Alvarez mengatakan, pada usia tertentu, anak balita mulai suka pilih-pilih makanan.. Jika dibiarkan, anak jadi menyukai makanan tertentu saja, sehingga asupan nutrisinya kurang. Hal ini yang membuat orangtua memberikan multivitamin guna "menyumpal" kekurangan nutrisi. Namun bagaimanapun, selama kebutuhan makanannya seimbang sebenarnya anak tidak butuh multivitamin.

"Karena anak-anak tidak perlu jumlah besar vitamin dan mineral, maka dengan sarapan sereal, susu dan mengonsumsi buah seperti jeruk sudah cukup," kata Alvarez.

Lalu, kapan anak membutuhkan suplemen multivitamin? Memang tak mudah bagi orangtua untuk mengetahui zat gizi apa yang belum tercukupi dengan tepat dari asupan harian anak. Menurut Entos Zainal, Kasubdit Bina Gizi Makro, berat badan dan panjang badan anak bisa menjadi indikasi awal untuk mengetahui status gizi.
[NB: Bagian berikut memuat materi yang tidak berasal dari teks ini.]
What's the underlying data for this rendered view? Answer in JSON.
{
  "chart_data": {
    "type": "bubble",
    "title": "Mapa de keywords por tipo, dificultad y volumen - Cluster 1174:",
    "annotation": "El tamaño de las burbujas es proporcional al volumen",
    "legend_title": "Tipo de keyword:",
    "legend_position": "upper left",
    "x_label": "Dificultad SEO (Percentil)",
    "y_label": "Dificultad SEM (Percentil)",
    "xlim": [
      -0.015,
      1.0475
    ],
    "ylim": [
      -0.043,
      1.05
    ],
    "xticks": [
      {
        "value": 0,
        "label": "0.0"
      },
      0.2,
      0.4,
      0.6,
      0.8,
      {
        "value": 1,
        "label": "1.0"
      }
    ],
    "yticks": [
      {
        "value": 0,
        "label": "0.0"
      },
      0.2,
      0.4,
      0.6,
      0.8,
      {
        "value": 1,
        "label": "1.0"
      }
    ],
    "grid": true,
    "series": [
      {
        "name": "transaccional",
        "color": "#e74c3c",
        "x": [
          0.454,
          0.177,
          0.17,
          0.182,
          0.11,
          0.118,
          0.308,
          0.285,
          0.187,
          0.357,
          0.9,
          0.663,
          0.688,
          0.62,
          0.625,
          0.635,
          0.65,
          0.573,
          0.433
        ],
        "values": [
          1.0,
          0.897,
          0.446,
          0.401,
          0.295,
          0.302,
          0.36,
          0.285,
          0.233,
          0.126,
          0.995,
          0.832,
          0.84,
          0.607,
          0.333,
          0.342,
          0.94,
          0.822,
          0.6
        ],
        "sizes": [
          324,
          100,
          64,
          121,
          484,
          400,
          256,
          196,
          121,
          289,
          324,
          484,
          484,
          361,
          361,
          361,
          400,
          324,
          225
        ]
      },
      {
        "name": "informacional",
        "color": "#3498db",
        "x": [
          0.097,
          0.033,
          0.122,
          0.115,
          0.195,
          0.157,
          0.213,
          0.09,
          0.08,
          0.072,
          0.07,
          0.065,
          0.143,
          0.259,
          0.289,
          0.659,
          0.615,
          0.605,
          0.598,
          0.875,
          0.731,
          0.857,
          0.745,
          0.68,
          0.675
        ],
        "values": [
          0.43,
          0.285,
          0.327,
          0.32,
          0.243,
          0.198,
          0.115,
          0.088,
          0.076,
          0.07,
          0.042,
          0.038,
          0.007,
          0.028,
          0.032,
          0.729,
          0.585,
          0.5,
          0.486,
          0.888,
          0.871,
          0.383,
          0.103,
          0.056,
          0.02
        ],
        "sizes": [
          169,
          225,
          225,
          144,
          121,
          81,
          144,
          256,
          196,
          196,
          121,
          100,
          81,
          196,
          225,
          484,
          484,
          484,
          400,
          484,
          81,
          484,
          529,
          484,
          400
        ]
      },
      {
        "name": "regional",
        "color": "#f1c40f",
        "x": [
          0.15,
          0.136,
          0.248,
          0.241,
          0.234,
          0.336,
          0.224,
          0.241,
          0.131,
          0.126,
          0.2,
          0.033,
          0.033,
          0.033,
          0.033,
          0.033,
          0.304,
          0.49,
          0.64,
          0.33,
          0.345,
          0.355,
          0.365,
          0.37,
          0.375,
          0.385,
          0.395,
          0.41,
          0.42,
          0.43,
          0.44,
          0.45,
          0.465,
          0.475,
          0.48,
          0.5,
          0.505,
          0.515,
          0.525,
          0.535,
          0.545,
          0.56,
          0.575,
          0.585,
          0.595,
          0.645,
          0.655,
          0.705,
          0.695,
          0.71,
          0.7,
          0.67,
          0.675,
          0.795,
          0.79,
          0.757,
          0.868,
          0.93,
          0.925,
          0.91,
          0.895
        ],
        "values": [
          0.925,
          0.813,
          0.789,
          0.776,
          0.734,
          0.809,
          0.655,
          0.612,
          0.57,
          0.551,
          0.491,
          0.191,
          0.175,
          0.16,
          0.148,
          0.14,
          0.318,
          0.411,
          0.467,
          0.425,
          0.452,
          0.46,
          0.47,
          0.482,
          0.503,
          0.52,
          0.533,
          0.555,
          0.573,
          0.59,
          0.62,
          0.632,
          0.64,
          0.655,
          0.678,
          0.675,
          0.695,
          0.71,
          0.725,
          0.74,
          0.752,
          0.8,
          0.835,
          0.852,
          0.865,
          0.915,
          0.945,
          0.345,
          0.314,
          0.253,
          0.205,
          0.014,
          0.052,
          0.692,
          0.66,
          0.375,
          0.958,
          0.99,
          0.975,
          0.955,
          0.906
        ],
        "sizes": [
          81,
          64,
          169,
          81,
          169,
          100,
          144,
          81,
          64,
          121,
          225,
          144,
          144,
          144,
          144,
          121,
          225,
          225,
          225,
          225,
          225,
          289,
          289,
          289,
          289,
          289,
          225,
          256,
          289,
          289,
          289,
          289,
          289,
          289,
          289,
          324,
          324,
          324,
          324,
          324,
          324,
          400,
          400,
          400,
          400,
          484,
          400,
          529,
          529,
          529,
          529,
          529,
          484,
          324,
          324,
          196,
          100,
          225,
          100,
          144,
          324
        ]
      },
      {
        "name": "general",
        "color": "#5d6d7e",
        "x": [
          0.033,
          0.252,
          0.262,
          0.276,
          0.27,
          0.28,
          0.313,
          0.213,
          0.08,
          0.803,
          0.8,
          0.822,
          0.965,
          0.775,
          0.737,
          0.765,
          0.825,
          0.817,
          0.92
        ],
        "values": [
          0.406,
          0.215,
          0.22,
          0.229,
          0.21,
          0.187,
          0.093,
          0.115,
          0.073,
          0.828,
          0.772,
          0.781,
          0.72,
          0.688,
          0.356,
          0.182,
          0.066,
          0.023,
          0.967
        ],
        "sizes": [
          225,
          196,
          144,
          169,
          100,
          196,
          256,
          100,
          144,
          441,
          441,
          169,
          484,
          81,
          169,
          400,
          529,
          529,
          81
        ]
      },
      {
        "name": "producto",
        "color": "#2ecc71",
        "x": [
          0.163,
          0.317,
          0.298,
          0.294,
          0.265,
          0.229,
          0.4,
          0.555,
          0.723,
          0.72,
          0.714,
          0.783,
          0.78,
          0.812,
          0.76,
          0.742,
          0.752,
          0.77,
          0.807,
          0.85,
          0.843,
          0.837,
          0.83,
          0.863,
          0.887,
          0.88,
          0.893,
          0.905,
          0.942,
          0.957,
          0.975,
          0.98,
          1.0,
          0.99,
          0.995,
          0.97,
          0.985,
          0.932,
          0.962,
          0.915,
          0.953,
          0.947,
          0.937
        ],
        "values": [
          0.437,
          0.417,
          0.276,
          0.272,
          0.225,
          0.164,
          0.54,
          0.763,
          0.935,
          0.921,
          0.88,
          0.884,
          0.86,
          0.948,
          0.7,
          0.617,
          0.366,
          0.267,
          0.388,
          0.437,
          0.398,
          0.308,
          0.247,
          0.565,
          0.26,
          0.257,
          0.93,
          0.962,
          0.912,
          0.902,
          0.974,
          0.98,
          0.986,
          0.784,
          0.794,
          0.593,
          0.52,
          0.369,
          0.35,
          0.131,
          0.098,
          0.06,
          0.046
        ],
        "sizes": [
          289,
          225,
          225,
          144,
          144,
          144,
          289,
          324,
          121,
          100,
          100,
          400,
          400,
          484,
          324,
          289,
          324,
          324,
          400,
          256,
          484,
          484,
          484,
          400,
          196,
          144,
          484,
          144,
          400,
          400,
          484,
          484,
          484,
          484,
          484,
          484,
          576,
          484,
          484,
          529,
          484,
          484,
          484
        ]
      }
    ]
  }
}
"Dari semua zat gizi, kita tidak selalu tahu mana yang kurang, jadi suplemen dibutuhkan. Namun makan lebih diutamakan, suplemen hanya dibutuhkan kalau ada potensinya. Misalnya pada anak yang berat badan dan panjang badannya kurang," ungkap Entos.

Selain itu, suplemen multivitamin mungkin juga cocok untuk anak ketika memiliki penyakit kronis tertentu atau alergi makanan, mengikuti program vegetarian, atau kurang konsumsi minuman mengandung vitamin D termasuk paparan sinar matahari.